Tuesday, April 21, 2009

Book Review: Teach Yourself Visually Drawing

I came across this book at my local library: Teach Yourself Visually Drawing by Dean Fisher and Josephine Robinson (Wiley, 2008). I am always on the lookout for new drawing books, so I checked it out. It is excellent.

The book takes an atelier approach to drawing. In fact, many of the drawings remind me of drawings in Classical Drawing Atelier by Juliette Aristides. Teach Yourself Visually Drawing, however, is a little more down-to-earth and accessible. For example, Teach Yourself Visually Drawing has numerous step-by-step demonstrations.

Teach Yourself Visually Drawing has the following chapters:
  1. What is Drawing?
  2. Drawing Materials
  3. In the Studio
  4. Prepare to Draw
  5. Discover the Pattern of Light and Shadow
  6. Introduction to One-Point Perspective
  7. Add More Dimension to Your World: Two-Point Perspective
  8. Discover the Potential of Line
  9. Planar Rendering of Complex Forms
  10. Draw a Plaster Cast
  11. The Portrait
  12. Drawing the Human Figure
  13. The Landscape

Most chapters end with a gallery of drawings. The drawings are by a variety of artists and are just exquisite. Very inspiring.
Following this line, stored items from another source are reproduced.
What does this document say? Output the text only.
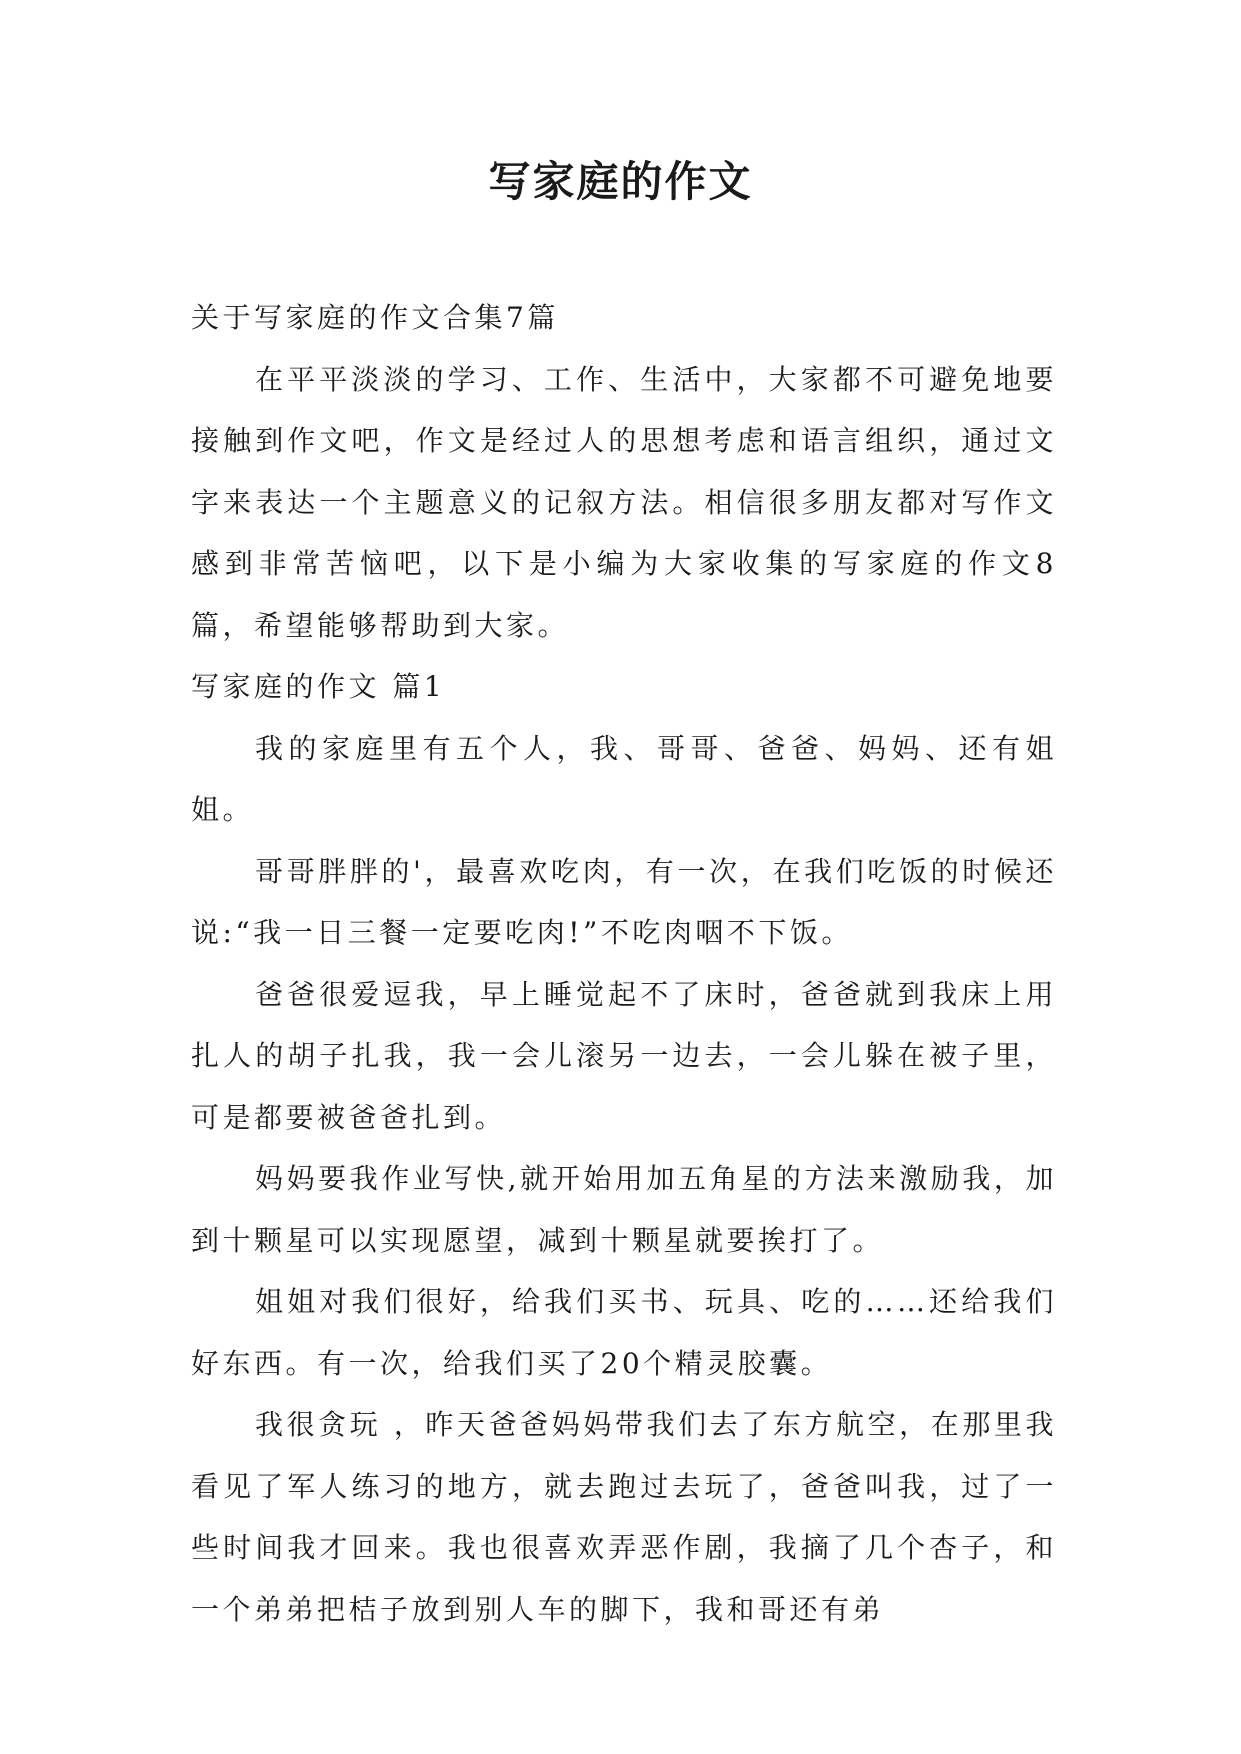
写家庭的作文

关于写家庭的作文合集7篇

在平平淡淡的学习、工作、生活中，大家都不可避免地要接触到作文吧，作文是经过人的思想考虑和语言组织，通过文字来表达一个主题意义的记叙方法。相信很多朋友都对写作文感到非常苦恼吧，以下是小编为大家收集的写家庭的作文8篇，希望能够帮助到大家。

写家庭的作文 篇1

我的家庭里有五个人，我、哥哥、爸爸、妈妈、还有姐姐。

哥哥胖胖的'，最喜欢吃肉，有一次，在我们吃饭的时候还说:“我一日三餐一定要吃肉!”不吃肉咽不下饭。

爸爸很爱逗我，早上睡觉起不了床时，爸爸就到我床上用扎人的胡子扎我，我一会儿滚另一边去，一会儿躲在被子里，可是都要被爸爸扎到。

妈妈要我作业写快,就开始用加五角星的方法来激励我，加到十颗星可以实现愿望，减到十颗星就要挨打了。

姐姐对我们很好，给我们买书、玩具、吃的……还给我们好东西。有一次，给我们买了20个精灵胶囊。

我很贪玩 ，昨天爸爸妈妈带我们去了东方航空，在那里我看见了军人练习的地方，就去跑过去玩了，爸爸叫我，过了一些时间我才回来。我也很喜欢弄恶作剧，我摘了几个杏子，和一个弟弟把桔子放到别人车的脚下，我和哥还有弟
Teach Yourself Visually is evidently a whole series of books (e.g., Teach Yourself Visually Knitting, Teach Yourself Visually Guitar, Teach Yourself Visually Windows XP). The marketing slogan is "Read Less-Learn More". The idea is to learn by looking at pictures rather than by reading. This sounds intriguing, but in reality, most art books teach by showing art in various stages of completion. This book is good not because it has more pictures and fewer words than other art books, but rather because of the classical approaches it teaches and the exquisite drawings used to illustrate the techniques.